Other muffins on CookSister! include:
- Peppadew & parmesan muffins
- Ham, cheese & paprika muffins
- Cranberry apple & bran muffins
- Sweet potato muffins
OAT & CHERRY MUFFINS (makes 10)
Ingredients
50g rolled oats
275ml milk
2 tsp vanilla extract
225g self-raising wholewheat flour
1 tsp baking powder
1/2 tsp salt
150g light muscovado sugar
75g dried sweetened cherries, chopped
1 egg, lightly beaten
6 Tbsp sunflower oil
40g icing sugar, sifted
Method
Preheat oven to 190C. Grease 10 cups of a standard 12-cup muffin tin. Alternatively, line the 10 cups with paper muffin cases. Next time, I will do the latter as two of my muffins totally lost their tops when I tried to coax them out of the pan!
Put the oats in a medium-sized bowl and pour over the mil and vanilla extract. Stir briefly, then set aside and soak for 10 minutes.
Mix the flour, baking powder, salt and muscovado sugar in a large bowl.
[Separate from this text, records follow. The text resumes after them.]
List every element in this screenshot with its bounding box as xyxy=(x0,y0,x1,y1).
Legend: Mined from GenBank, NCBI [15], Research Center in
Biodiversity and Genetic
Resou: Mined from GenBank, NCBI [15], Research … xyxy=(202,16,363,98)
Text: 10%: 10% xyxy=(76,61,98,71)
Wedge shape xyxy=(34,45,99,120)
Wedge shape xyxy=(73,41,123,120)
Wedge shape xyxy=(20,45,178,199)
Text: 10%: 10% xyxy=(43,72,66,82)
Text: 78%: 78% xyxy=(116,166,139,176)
Add half the chopped cherries to the flour mixture. Stir the egg and sunflower oil into the oat mixture. Make a well in the centre of the dry ingredients and pour in the oat mixture. Mix briefly until just combined.
Divide the batter equally among the prepared muffin cups. Bake in the oven for about 20 mins or until a skewer inserted into the centre of a muffin comes out clean. Muffins should be well-risen and firm. Coll in the tin for 5 minutes (no longer!), then turn out onto a wire rack and leave to cool completely.
Blend the icing sugar with 2 tsp warm water in a small bowl to make an almost transparent, thin, smooth icing. Stir in the remaining dried cherries. Spoon some of the icing over each muffin and allow the icing to set before serving.
NOTES: If you are using plain wholegrain flour like me, add an extra 3tsp baking powder. I also found the icing pretty but unnecessary, so next time I would rather put all the chopped cherries into the batter and leave out the icing step altogether.
Seeing as I am a judge this month, I can’t enter Snackshots, hosted my Michelle at the Greedy Gourmet, but this seems as good a time as any to remind you that the theme this month is… muffins (what else?!). Get your entries to Michelle by 6 May.